3) Increase the water portion of your lye water. I usually use a 2:1 water to lye ratio, which is pretty low. Increasing your water portion will help you control the saponification rate - but it will also make your bars shrink more during the curing process. I use the other methods because shrinking soap bars annoy me.  Grin

4) Ditch the FO and use a different one, lol! Which, really, you don't have to do. Some of them are just more finicky than others.

Hope that helps!  Grin
8  BATH AND BEAUTY / Bath and Beauty: Discussion and Questions / Re: QUESTION--household items as soap molds? on: November 30, 2006 03:52:57 PM
My main soap mold is a divided kitchen drawer that we took out when we installed the dishwasher.  Grin

You can use just about anything. Any plastic container will let go of M&P. You can line pringles cans with freezer paper and use those. Paper milk cartons are already prelined with wax - just rip them apart to get to the soap.

I've even used cardboard boxes but they can be a bit flimsy for large batches.

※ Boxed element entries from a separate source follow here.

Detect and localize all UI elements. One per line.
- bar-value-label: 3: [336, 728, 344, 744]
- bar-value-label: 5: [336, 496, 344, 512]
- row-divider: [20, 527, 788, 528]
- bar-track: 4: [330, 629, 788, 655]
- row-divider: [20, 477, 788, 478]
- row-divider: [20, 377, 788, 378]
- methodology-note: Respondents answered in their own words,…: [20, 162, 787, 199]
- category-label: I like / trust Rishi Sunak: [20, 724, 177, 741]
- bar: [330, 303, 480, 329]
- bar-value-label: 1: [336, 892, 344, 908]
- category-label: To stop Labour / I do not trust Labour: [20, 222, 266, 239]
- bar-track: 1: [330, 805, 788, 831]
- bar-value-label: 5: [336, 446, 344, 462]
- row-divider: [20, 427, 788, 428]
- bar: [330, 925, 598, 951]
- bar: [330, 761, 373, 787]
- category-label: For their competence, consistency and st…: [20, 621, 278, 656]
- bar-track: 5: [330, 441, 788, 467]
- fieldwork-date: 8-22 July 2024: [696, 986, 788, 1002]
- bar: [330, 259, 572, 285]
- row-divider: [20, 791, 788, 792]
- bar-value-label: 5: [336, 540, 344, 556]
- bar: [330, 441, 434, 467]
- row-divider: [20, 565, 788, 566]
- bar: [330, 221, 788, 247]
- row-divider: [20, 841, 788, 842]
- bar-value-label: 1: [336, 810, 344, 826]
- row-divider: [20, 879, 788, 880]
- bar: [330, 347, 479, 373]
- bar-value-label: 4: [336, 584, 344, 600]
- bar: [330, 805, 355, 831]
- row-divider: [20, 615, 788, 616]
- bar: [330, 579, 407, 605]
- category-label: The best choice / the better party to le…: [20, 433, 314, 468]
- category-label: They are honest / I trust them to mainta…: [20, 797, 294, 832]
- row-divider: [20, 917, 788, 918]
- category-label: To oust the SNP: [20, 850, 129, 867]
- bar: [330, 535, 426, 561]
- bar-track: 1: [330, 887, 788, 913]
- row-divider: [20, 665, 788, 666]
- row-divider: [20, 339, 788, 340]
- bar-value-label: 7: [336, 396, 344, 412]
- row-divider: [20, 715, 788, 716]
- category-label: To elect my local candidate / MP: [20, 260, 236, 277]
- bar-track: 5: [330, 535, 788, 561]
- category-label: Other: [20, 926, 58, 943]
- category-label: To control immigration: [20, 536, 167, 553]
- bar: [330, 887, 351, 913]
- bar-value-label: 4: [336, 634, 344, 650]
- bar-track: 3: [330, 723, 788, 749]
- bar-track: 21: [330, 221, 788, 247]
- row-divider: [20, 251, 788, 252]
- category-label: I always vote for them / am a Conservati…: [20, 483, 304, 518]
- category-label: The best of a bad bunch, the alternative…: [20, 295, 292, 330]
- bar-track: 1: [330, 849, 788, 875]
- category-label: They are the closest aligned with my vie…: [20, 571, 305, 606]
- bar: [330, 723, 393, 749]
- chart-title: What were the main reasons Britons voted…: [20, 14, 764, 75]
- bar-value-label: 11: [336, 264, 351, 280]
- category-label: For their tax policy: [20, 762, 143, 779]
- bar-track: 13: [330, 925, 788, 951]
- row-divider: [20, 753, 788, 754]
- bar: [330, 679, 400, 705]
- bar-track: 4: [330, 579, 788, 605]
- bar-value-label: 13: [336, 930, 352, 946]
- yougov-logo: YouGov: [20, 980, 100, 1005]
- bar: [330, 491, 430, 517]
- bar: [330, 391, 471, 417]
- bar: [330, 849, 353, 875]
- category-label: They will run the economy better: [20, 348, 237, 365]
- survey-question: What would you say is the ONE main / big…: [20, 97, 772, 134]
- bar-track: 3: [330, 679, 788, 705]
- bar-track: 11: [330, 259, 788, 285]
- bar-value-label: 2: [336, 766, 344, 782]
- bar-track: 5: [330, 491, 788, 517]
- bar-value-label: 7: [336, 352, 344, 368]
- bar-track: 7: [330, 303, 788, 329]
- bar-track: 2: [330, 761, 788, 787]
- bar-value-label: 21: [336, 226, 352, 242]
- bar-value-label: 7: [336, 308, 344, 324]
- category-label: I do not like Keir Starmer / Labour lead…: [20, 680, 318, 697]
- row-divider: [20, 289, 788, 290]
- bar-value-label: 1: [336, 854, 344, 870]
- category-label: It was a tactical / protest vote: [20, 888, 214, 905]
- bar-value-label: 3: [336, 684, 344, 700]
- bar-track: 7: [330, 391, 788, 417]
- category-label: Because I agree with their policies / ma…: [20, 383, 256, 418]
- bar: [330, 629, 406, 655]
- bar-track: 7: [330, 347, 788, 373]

Line those with freezer paper too (shiny side towards the soap).
9  BATH AND BEAUTY / Bath and Beauty: Discussion and Questions / Re: Has Anyone Tried This? on: November 30, 2006 03:45:07 PM
I've seen sea salts on the tops of bars of M&P. It can be a really nice effect.

Personally, though, I wouldn't use a bar of soap with chunks of salt in it - it would be too scratchy for me.  Sad
10  BATH AND BEAUTY / Bath and Beauty: Completed Projects / Re: LIP BALM RECIPE on: November 30, 2006 03:43:33 PM
Not only would food coloring stain your mouth, it will also fade with time in the tube because it's not light-resistant.

Olive oil by itself with the beeswax will make a very nice but uber-greasy lip balm. You can use just about any liquid oil you'd find in the oil section of your local grocery store.

PLEASE BE VERY CAREFUL if you use citrus essential oils to flavor your lip balms! The ones that you see everywhere in stores have turpenes in them, and will cause a phototoxic reaction if you put them on and go into the sun! Think MAJOR sunburn on your mouth that doesn't go away for MONTHS.